Pork Sausage with Cabbage and Red Onion (Serves 3-4)
My first attempt to make pork sausage failed. I figured that adding my own spices to ground meat couldn’t be too difficult, but I was wrong. My first try was edible, but not tasty. Ground pork was on sale recently and I decided to try again. And as you might guess because I’m talking about it now, my second try tasted pretty good.
Prep Time and Cook Time: 25-30 minutes
1.5 pounds of ground pork (I used 80 percent lean because that was on sale)
1 small head of green cabbage or half of a big head, sliced
1 large red onion, sliced
Extra virgin olive oil
Ancho chili powder
Directions: Add a touch of olive oil to a wok or large skillet over medium heat to get things started. Add ground pork and stir frequently until it browns and is fully cooked. While browning, add a heavy dusting of cayenne pepper for serious heat, add a good dusting of ancho chili powder for mild heat and sweet, add a good dusting of Jamaican Allspice for sweet, and a good dusting of salt and garlic powder for taste. The simple ground pork is gone now and what you have left is pork sausage. Remove it to a bowl and set aside while you continue cooking. Add a little more olive oil to wok. Add onion and let it cook until it begins to soften and brown, stirring occasionally. Stir the cabbage in with the onion and add a splash of water. Cover and let it cook for about 10 minutes, stirring occasionally. Add the pork sausage back in with the cabbage and onions. Add a good dusting of paprika and caraway seeds. Stir well and transfer to plates. Enjoy!
Notes: Instead of stirring the caraway seeds in with everything while cooking, you might want to wait until it is on the plate and then scatter a few caraway seeds on only a portion of the dish. Caraway seeds add a distinctive flavor and I did not like my first taste.
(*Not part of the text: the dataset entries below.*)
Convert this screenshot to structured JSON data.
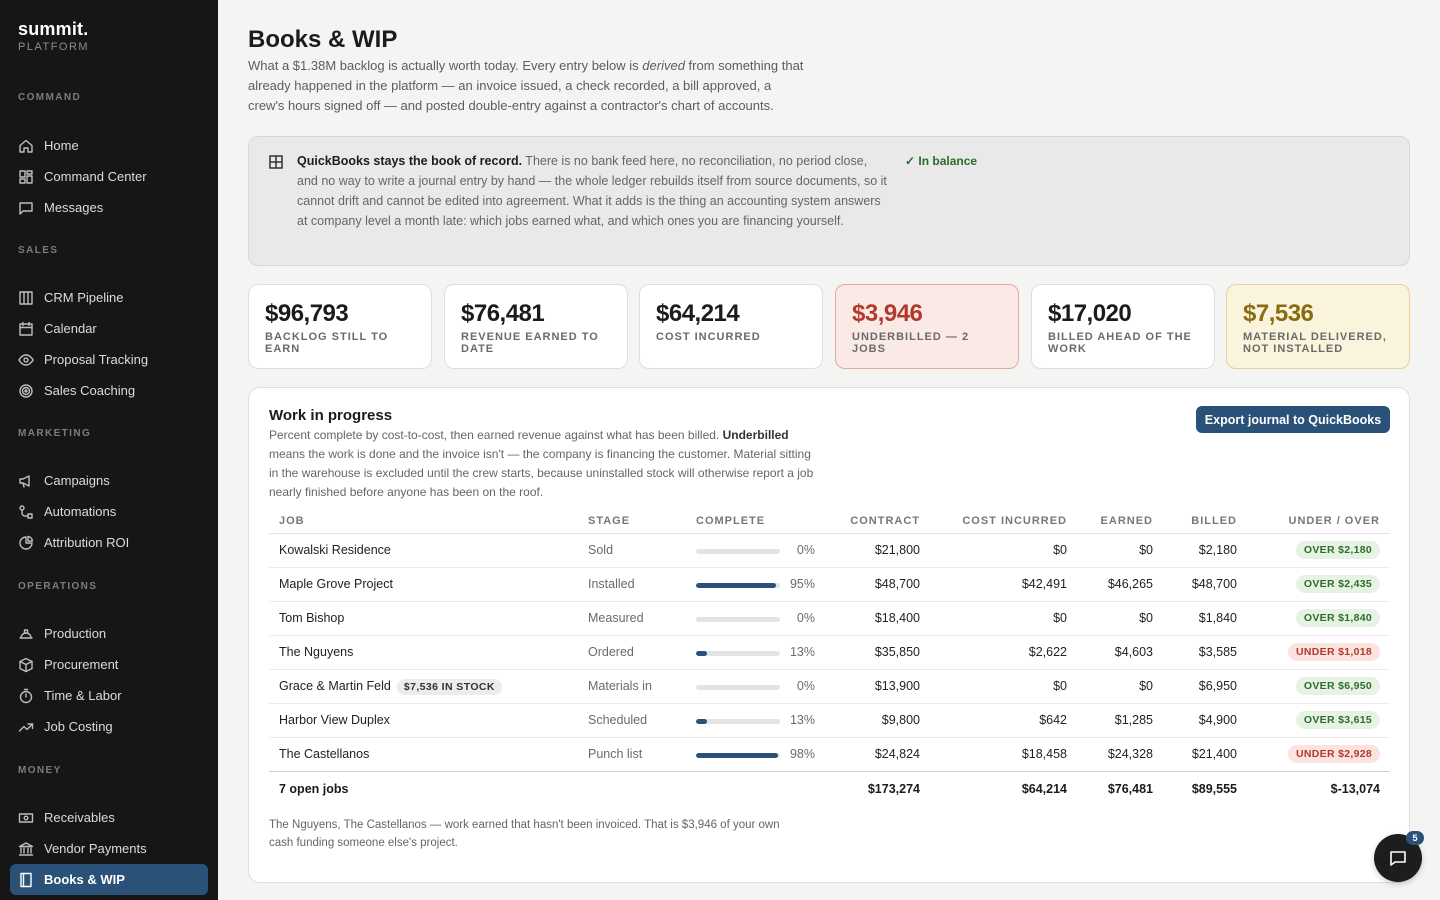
{
  "brand": {
    "name": "summit.",
    "sub": "PLATFORM"
  },
  "nav": {
    "command": {
      "heading": "COMMAND",
      "items": [
        "Home",
        "Command Center",
        "Messages"
      ]
    },
    "sales": {
      "heading": "SALES",
      "items": [
        "CRM Pipeline",
        "Calendar",
        "Proposal Tracking",
        "Sales Coaching"
      ]
    },
    "marketing": {
      "heading": "MARKETING",
      "items": [
        "Campaigns",
        "Automations",
        "Attribution ROI"
      ]
    },
    "operations": {
      "heading": "OPERATIONS",
      "items": [
        "Production",
        "Procurement",
        "Time & Labor",
        "Job Costing"
      ]
    },
    "money": {
      "heading": "MONEY",
      "items": [
        "Receivables",
        "Vendor Payments",
        "Books & WIP"
      ],
      "active": "Books & WIP"
    }
  },
  "page": {
    "title": "Books & WIP",
    "intro_before": "What a $1.38M backlog is actually worth today. Every entry below is ",
    "intro_em": "derived",
    "intro_after": " from something that already happened in the platform — an invoice issued, a check recorded, a bill approved, a crew's hours signed off — and posted double-entry against a contractor's chart of accounts."
  },
  "notice": {
    "bold": "QuickBooks stays the book of record.",
    "text": " There is no bank feed here, no reconciliation, no period close, and no way to write a journal entry by hand — the whole ledger rebuilds itself from source documents, so it cannot drift and cannot be edited into agreement. What it adds is the thing an accounting system answers at company level a month late: which jobs earned what, and which ones you are financing yourself.",
    "status": "✓ In balance"
  },
  "kpis": [
    {
      "value": "$96,793",
      "label": "BACKLOG STILL TO EARN",
      "tone": "neutral"
    },
    {
      "value": "$76,481",
      "label": "REVENUE EARNED TO DATE",
      "tone": "neutral"
    },
    {
      "value": "$64,214",
      "label": "COST INCURRED",
      "tone": "neutral"
    },
    {
      "value": "$3,946",
      "label": "UNDERBILLED — 2 JOBS",
      "tone": "red"
    },
    {
      "value": "$17,020",
      "label": "BILLED AHEAD OF THE WORK",
      "tone": "neutral"
    },
    {
      "value": "$7,536",
      "label": "MATERIAL DELIVERED, NOT INSTALLED",
      "tone": "yellow"
    }
  ],
  "wip": {
    "title": "Work in progress",
    "desc_before": "Percent complete by cost-to-cost, then earned revenue against what has been billed. ",
    "desc_bold": "Underbilled",
    "desc_after": " means the work is done and the invoice isn't — the company is financing the customer. Material sitting in the warehouse is excluded until the crew starts, because uninstalled stock will otherwise report a job nearly finished before anyone has been on the roof.",
    "export_label": "Export journal to QuickBooks",
    "columns": [
      "JOB",
      "STAGE",
      "COMPLETE",
      "CONTRACT",
      "COST INCURRED",
      "EARNED",
      "BILLED",
      "UNDER / OVER"
    ],
    "rows": [
      {
        "job": "Kowalski Residence",
        "tag": "",
        "stage": "Sold",
        "complete": 0,
        "complete_label": "0%",
        "contract": "$21,800",
        "cost": "$0",
        "earned": "$0",
        "billed": "$2,180",
        "badge": "OVER $2,180",
        "badge_type": "over"
      },
      {
        "job": "Maple Grove Project",
        "tag": "",
        "stage": "Installed",
        "complete": 95,
        "complete_label": "95%",
        "contract": "$48,700",
        "cost": "$42,491",
        "earned": "$46,265",
        "billed": "$48,700",
        "badge": "OVER $2,435",
        "badge_type": "over"
      },
      {
        "job": "Tom Bishop",
        "tag": "",
        "stage": "Measured",
        "complete": 0,
        "complete_label": "0%",
        "contract": "$18,400",
        "cost": "$0",
        "earned": "$0",
        "billed": "$1,840",
        "badge": "OVER $1,840",
        "badge_type": "over"
      },
      {
        "job": "The Nguyens",
        "tag": "",
        "stage": "Ordered",
        "complete": 13,
        "complete_label": "13%",
        "contract": "$35,850",
        "cost": "$2,622",
        "earned": "$4,603",
        "billed": "$3,585",
        "badge": "UNDER $1,018",
        "badge_type": "under"
      },
      {
        "job": "Grace & Martin Feld",
        "tag": "$7,536 IN STOCK",
        "stage": "Materials in",
        "complete": 0,
        "complete_label": "0%",
        "contract": "$13,900",
        "cost": "$0",
        "earned": "$0",
        "billed": "$6,950",
        "badge": "OVER $6,950",
        "badge_type": "over"
      },
      {
        "job": "Harbor View Duplex",
        "tag": "",
        "stage": "Scheduled",
        "complete": 13,
        "complete_label": "13%",
        "contract": "$9,800",
        "cost": "$642",
        "earned": "$1,285",
        "billed": "$4,900",
        "badge": "OVER $3,615",
        "badge_type": "over"
      },
      {
        "job": "The Castellanos",
        "tag": "",
        "stage": "Punch list",
        "complete": 98,
        "complete_label": "98%",
        "contract": "$24,824",
        "cost": "$18,458",
        "earned": "$24,328",
        "billed": "$21,400",
        "badge": "UNDER $2,928",
        "badge_type": "under"
      }
    ],
    "totals": {
      "label": "7 open jobs",
      "contract": "$173,274",
      "cost": "$64,214",
      "earned": "$76,481",
      "billed": "$89,555",
      "net": "$-13,074"
    },
    "footnote": "The Nguyens, The Castellanos — work earned that hasn't been invoiced. That is $3,946 of your own cash funding someone else's project."
  },
  "chat": {
    "count": "5"
  },
  "colors": {
    "accent": "#2a5278",
    "sidebar": "#161616",
    "over": "#2d6e2d",
    "under": "#b33a2b"
  }
}
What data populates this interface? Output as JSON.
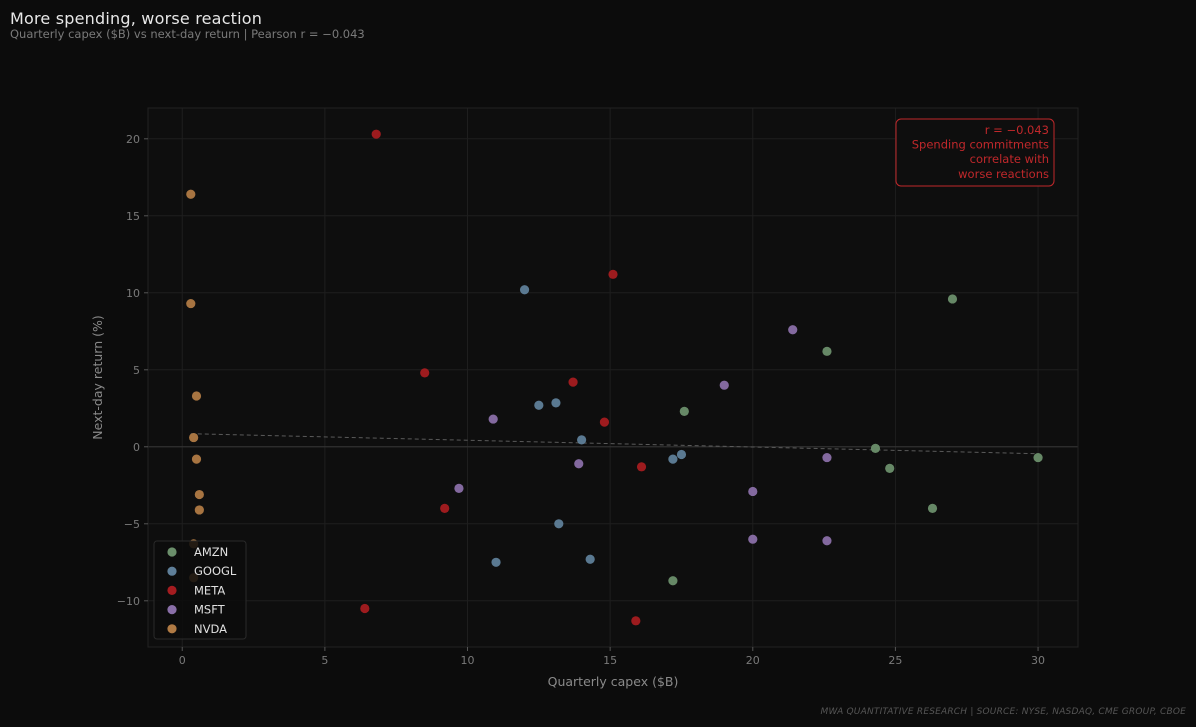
{
  "header": {
    "title": "More spending, worse reaction",
    "subtitle": "Quarterly capex ($B) vs next-day return  |  Pearson r = −0.043"
  },
  "footer": "MWA QUANTITATIVE RESEARCH  |  SOURCE: NYSE, NASDAQ, CME GROUP, CBOE",
  "annotation": {
    "lines": [
      "r = −0.043",
      "Spending commitments",
      "correlate with",
      "worse reactions"
    ],
    "color": "#c0282b"
  },
  "colors": {
    "background": "#0c0c0c",
    "plot_background": "#0e0e0e",
    "AMZN": "#6b8f6b",
    "GOOGL": "#5f7f99",
    "META": "#a51c20",
    "MSFT": "#8a6fa8",
    "NVDA": "#b07a44"
  },
  "chart_data": {
    "type": "scatter",
    "title": "More spending, worse reaction",
    "subtitle": "Quarterly capex ($B) vs next-day return  |  Pearson r = −0.043",
    "xlabel": "Quarterly capex ($B)",
    "ylabel": "Next-day return (%)",
    "xlim": [
      -1.2,
      31.4
    ],
    "ylim": [
      -13,
      22
    ],
    "xticks": [
      0,
      5,
      10,
      15,
      20,
      25,
      30
    ],
    "yticks": [
      -10,
      -5,
      0,
      5,
      10,
      15,
      20
    ],
    "grid": true,
    "legend_position": "lower-left",
    "trendline": {
      "x": [
        0.3,
        30.0
      ],
      "y": [
        0.85,
        -0.45
      ]
    },
    "series": [
      {
        "name": "AMZN",
        "points": [
          {
            "x": 27.0,
            "y": 9.6
          },
          {
            "x": 22.6,
            "y": 6.2
          },
          {
            "x": 17.6,
            "y": 2.3
          },
          {
            "x": 24.3,
            "y": -0.1
          },
          {
            "x": 24.8,
            "y": -1.4
          },
          {
            "x": 30.0,
            "y": -0.7
          },
          {
            "x": 26.3,
            "y": -4.0
          },
          {
            "x": 17.2,
            "y": -8.7
          }
        ]
      },
      {
        "name": "GOOGL",
        "points": [
          {
            "x": 12.0,
            "y": 10.2
          },
          {
            "x": 12.5,
            "y": 2.7
          },
          {
            "x": 13.1,
            "y": 2.85
          },
          {
            "x": 14.0,
            "y": 0.45
          },
          {
            "x": 17.2,
            "y": -0.8
          },
          {
            "x": 17.5,
            "y": -0.5
          },
          {
            "x": 13.2,
            "y": -5.0
          },
          {
            "x": 14.3,
            "y": -7.3
          },
          {
            "x": 11.0,
            "y": -7.5
          }
        ]
      },
      {
        "name": "META",
        "points": [
          {
            "x": 6.8,
            "y": 20.3
          },
          {
            "x": 15.1,
            "y": 11.2
          },
          {
            "x": 8.5,
            "y": 4.8
          },
          {
            "x": 13.7,
            "y": 4.2
          },
          {
            "x": 14.8,
            "y": 1.6
          },
          {
            "x": 16.1,
            "y": -1.3
          },
          {
            "x": 9.2,
            "y": -4.0
          },
          {
            "x": 6.4,
            "y": -10.5
          },
          {
            "x": 15.9,
            "y": -11.3
          }
        ]
      },
      {
        "name": "MSFT",
        "points": [
          {
            "x": 21.4,
            "y": 7.6
          },
          {
            "x": 19.0,
            "y": 4.0
          },
          {
            "x": 10.9,
            "y": 1.8
          },
          {
            "x": 13.9,
            "y": -1.1
          },
          {
            "x": 22.6,
            "y": -0.7
          },
          {
            "x": 9.7,
            "y": -2.7
          },
          {
            "x": 20.0,
            "y": -2.9
          },
          {
            "x": 20.0,
            "y": -6.0
          },
          {
            "x": 22.6,
            "y": -6.1
          }
        ]
      },
      {
        "name": "NVDA",
        "points": [
          {
            "x": 0.3,
            "y": 16.4
          },
          {
            "x": 0.3,
            "y": 9.3
          },
          {
            "x": 0.5,
            "y": 3.3
          },
          {
            "x": 0.4,
            "y": 0.6
          },
          {
            "x": 0.5,
            "y": -0.8
          },
          {
            "x": 0.6,
            "y": -3.1
          },
          {
            "x": 0.6,
            "y": -4.1
          },
          {
            "x": 0.4,
            "y": -6.3
          },
          {
            "x": 0.4,
            "y": -8.5
          }
        ]
      }
    ]
  }
}
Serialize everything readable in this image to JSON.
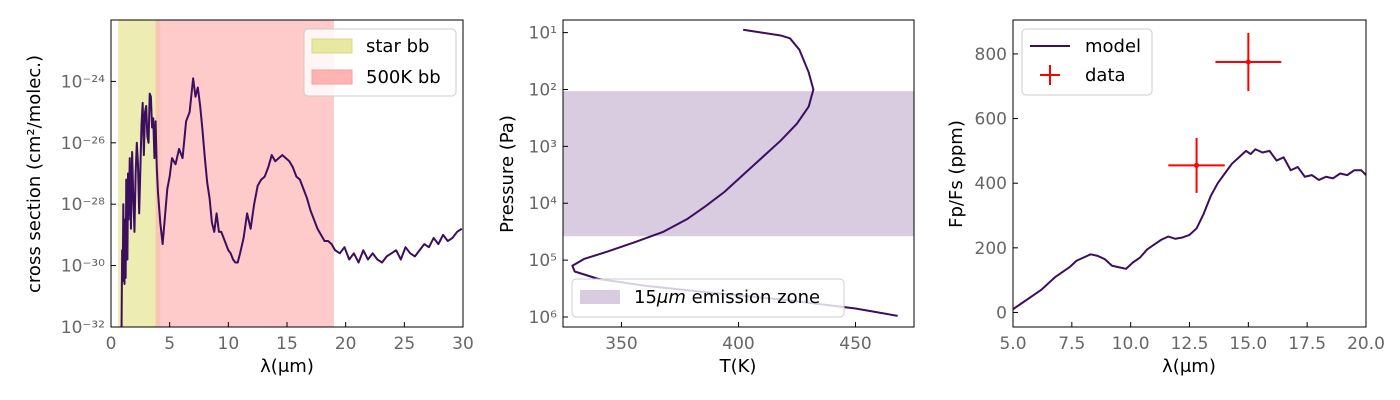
{
  "colors": {
    "line": "#3b0f5e",
    "star_band": "#e8e8a0",
    "bb500_band": "#ffb3b3",
    "emission_zone": "#d9cbe0",
    "data": "#ff0000",
    "tick_label": "#666666"
  },
  "chart_data": [
    {
      "type": "line",
      "xlabel": "λ(μm)",
      "ylabel": "cross section (cm²/molec.)",
      "xlim": [
        0,
        30
      ],
      "ylim": [
        1e-32,
        1e-22
      ],
      "yscale": "log",
      "xticks": [
        0,
        5,
        10,
        15,
        20,
        25,
        30
      ],
      "xtick_labels": [
        "0",
        "5",
        "10",
        "15",
        "20",
        "25",
        "30"
      ],
      "yticks": [
        -32,
        -30,
        -28,
        -26,
        -24
      ],
      "ytick_labels": [
        "10⁻³²",
        "10⁻³⁰",
        "10⁻²⁸",
        "10⁻²⁶",
        "10⁻²⁴"
      ],
      "legend_position": "top-right",
      "bands": [
        {
          "name": "star bb",
          "x": [
            0.6,
            4.2
          ],
          "color": "#e8e8a0"
        },
        {
          "name": "500K bb",
          "x": [
            3.8,
            19.0
          ],
          "color": "#ffb3b3"
        }
      ],
      "series": [
        {
          "log10_y": true,
          "x": [
            0.9,
            0.95,
            1.0,
            1.05,
            1.1,
            1.15,
            1.2,
            1.25,
            1.3,
            1.35,
            1.4,
            1.45,
            1.5,
            1.6,
            1.7,
            1.8,
            1.9,
            2.0,
            2.1,
            2.2,
            2.3,
            2.4,
            2.5,
            2.6,
            2.7,
            2.8,
            2.9,
            3.0,
            3.1,
            3.2,
            3.3,
            3.4,
            3.5,
            3.6,
            3.7,
            3.8,
            3.9,
            4.0,
            4.2,
            4.4,
            4.6,
            4.8,
            5.0,
            5.2,
            5.5,
            5.8,
            6.1,
            6.4,
            6.7,
            7.0,
            7.2,
            7.4,
            7.6,
            7.8,
            8.0,
            8.2,
            8.4,
            8.6,
            8.8,
            9.0,
            9.2,
            9.4,
            9.6,
            9.8,
            10.0,
            10.2,
            10.4,
            10.6,
            10.8,
            11.0,
            11.3,
            11.6,
            11.9,
            12.2,
            12.5,
            12.8,
            13.1,
            13.4,
            13.7,
            14.0,
            14.3,
            14.6,
            14.9,
            15.2,
            15.5,
            15.8,
            16.1,
            16.4,
            16.7,
            17.0,
            17.3,
            17.6,
            17.9,
            18.2,
            18.5,
            18.8,
            19.1,
            19.5,
            19.9,
            20.3,
            20.7,
            21.1,
            21.5,
            21.9,
            22.3,
            22.7,
            23.1,
            23.5,
            23.9,
            24.3,
            24.7,
            25.1,
            25.5,
            25.9,
            26.3,
            26.7,
            27.1,
            27.5,
            27.9,
            28.3,
            28.7,
            29.1,
            29.5,
            29.9
          ],
          "y": [
            -32.0,
            -29.5,
            -30.5,
            -28.0,
            -30.0,
            -30.6,
            -28.5,
            -30.4,
            -27.2,
            -28.2,
            -29.8,
            -27.0,
            -28.5,
            -26.5,
            -28.8,
            -26.3,
            -27.8,
            -28.9,
            -27.0,
            -26.0,
            -26.7,
            -28.3,
            -26.9,
            -25.4,
            -24.7,
            -26.4,
            -25.0,
            -24.8,
            -25.8,
            -26.0,
            -24.4,
            -24.5,
            -25.5,
            -25.2,
            -26.5,
            -25.3,
            -26.8,
            -27.6,
            -28.6,
            -29.3,
            -28.4,
            -27.5,
            -27.1,
            -26.5,
            -26.7,
            -26.2,
            -26.5,
            -25.3,
            -25.0,
            -23.9,
            -24.5,
            -24.2,
            -24.8,
            -25.6,
            -26.5,
            -27.3,
            -27.8,
            -28.6,
            -28.9,
            -28.3,
            -28.9,
            -28.9,
            -29.1,
            -29.3,
            -29.5,
            -29.6,
            -29.8,
            -29.9,
            -29.9,
            -29.6,
            -29.1,
            -28.3,
            -28.8,
            -28.0,
            -27.4,
            -27.2,
            -27.1,
            -26.8,
            -26.4,
            -26.6,
            -26.5,
            -26.4,
            -26.5,
            -26.6,
            -26.8,
            -27.1,
            -27.2,
            -27.5,
            -27.8,
            -28.2,
            -28.5,
            -28.8,
            -29.0,
            -29.2,
            -29.2,
            -29.3,
            -29.5,
            -29.6,
            -29.4,
            -29.8,
            -29.6,
            -29.9,
            -29.5,
            -29.8,
            -29.6,
            -29.8,
            -29.9,
            -29.7,
            -29.6,
            -29.5,
            -29.8,
            -29.4,
            -29.6,
            -29.7,
            -29.5,
            -29.3,
            -29.4,
            -29.1,
            -29.3,
            -29.0,
            -29.2,
            -29.1,
            -28.9,
            -28.8
          ],
          "color": "#3b0f5e"
        }
      ]
    },
    {
      "type": "line",
      "xlabel": "T(K)",
      "ylabel": "Pressure (Pa)",
      "xlim": [
        325,
        475
      ],
      "ylim": [
        1500000.0,
        6
      ],
      "yscale": "log",
      "inverted_y": true,
      "xticks": [
        350,
        400,
        450
      ],
      "xtick_labels": [
        "350",
        "400",
        "450"
      ],
      "yticks": [
        1,
        2,
        3,
        4,
        5,
        6
      ],
      "ytick_labels": [
        "10¹",
        "10²",
        "10³",
        "10⁴",
        "10⁵",
        "10⁶"
      ],
      "legend_position": "bottom",
      "bands": [
        {
          "name": "15μm emission zone",
          "log10_p": [
            2.03,
            4.58
          ],
          "color": "#d9cbe0"
        }
      ],
      "series": [
        {
          "T": [
            402,
            410,
            418,
            422,
            426,
            430,
            432,
            430,
            425,
            418,
            410,
            402,
            394,
            386,
            378,
            368,
            356,
            344,
            334,
            329,
            330,
            340,
            360,
            390,
            420,
            450,
            468
          ],
          "log10_p": [
            0.95,
            1.0,
            1.05,
            1.1,
            1.3,
            1.7,
            2.0,
            2.3,
            2.6,
            2.9,
            3.2,
            3.5,
            3.8,
            4.05,
            4.28,
            4.5,
            4.68,
            4.85,
            4.98,
            5.1,
            5.2,
            5.33,
            5.45,
            5.58,
            5.7,
            5.85,
            5.98
          ],
          "color": "#3b0f5e"
        }
      ]
    },
    {
      "type": "line",
      "xlabel": "λ(μm)",
      "ylabel": "Fp/Fs (ppm)",
      "xlim": [
        5.0,
        20.0
      ],
      "ylim": [
        -45,
        905
      ],
      "xticks": [
        5.0,
        7.5,
        10.0,
        12.5,
        15.0,
        17.5,
        20.0
      ],
      "xtick_labels": [
        "5.0",
        "7.5",
        "10.0",
        "12.5",
        "15.0",
        "17.5",
        "20.0"
      ],
      "yticks": [
        0,
        200,
        400,
        600,
        800
      ],
      "ytick_labels": [
        "0",
        "200",
        "400",
        "600",
        "800"
      ],
      "legend_position": "top-left",
      "series": [
        {
          "name": "model",
          "color": "#3b0f5e",
          "x": [
            5.0,
            5.3,
            5.6,
            5.9,
            6.2,
            6.5,
            6.8,
            7.1,
            7.4,
            7.7,
            8.0,
            8.3,
            8.6,
            8.9,
            9.2,
            9.5,
            9.8,
            10.1,
            10.4,
            10.7,
            11.0,
            11.3,
            11.6,
            11.9,
            12.2,
            12.5,
            12.8,
            13.1,
            13.4,
            13.7,
            14.0,
            14.3,
            14.6,
            14.9,
            15.1,
            15.3,
            15.6,
            15.9,
            16.2,
            16.5,
            16.8,
            17.1,
            17.4,
            17.7,
            18.0,
            18.3,
            18.6,
            18.9,
            19.2,
            19.5,
            19.8,
            20.0
          ],
          "y": [
            10,
            25,
            40,
            55,
            70,
            90,
            110,
            125,
            140,
            160,
            170,
            180,
            175,
            165,
            145,
            140,
            135,
            155,
            170,
            195,
            210,
            225,
            235,
            228,
            232,
            240,
            260,
            305,
            360,
            400,
            430,
            460,
            480,
            500,
            490,
            505,
            495,
            500,
            470,
            480,
            440,
            450,
            420,
            425,
            410,
            420,
            415,
            430,
            425,
            440,
            440,
            425
          ]
        },
        {
          "name": "data",
          "color": "#ff0000",
          "type": "errorbar",
          "x": [
            12.8,
            15.0
          ],
          "y": [
            455,
            775
          ],
          "xerr": [
            1.2,
            1.4
          ],
          "yerr": [
            85,
            90
          ]
        }
      ]
    }
  ],
  "legends": {
    "left": {
      "star_bb": "star bb",
      "bb500": "500K bb"
    },
    "middle": {
      "emission_prefix": "15",
      "emission_italic": "μm",
      "emission_suffix": " emission zone"
    },
    "right": {
      "model": "model",
      "data": "data"
    }
  }
}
By the end of my first plate, however, I thought the caraway seeds were interesting and I kind of liked it. My wife won’t eat anything with caraway seeds, so I got a chance to keep eating and by my second and third plates, I liked it a lot. Knowing that my wife won’ eat it if I add caraway seeds saddens me a bit, but I am very likely to make this meal exactly the same way again now that I have developed a taste for the caraway seeds.
My Pork Sausage with Cabbage and Red Onion is an adaptation of Everyday Paleo Sarah Fragoso’s Sausage N’ Cabbage “Noodles” with Fried Apples, only I did not get around to frying any apples.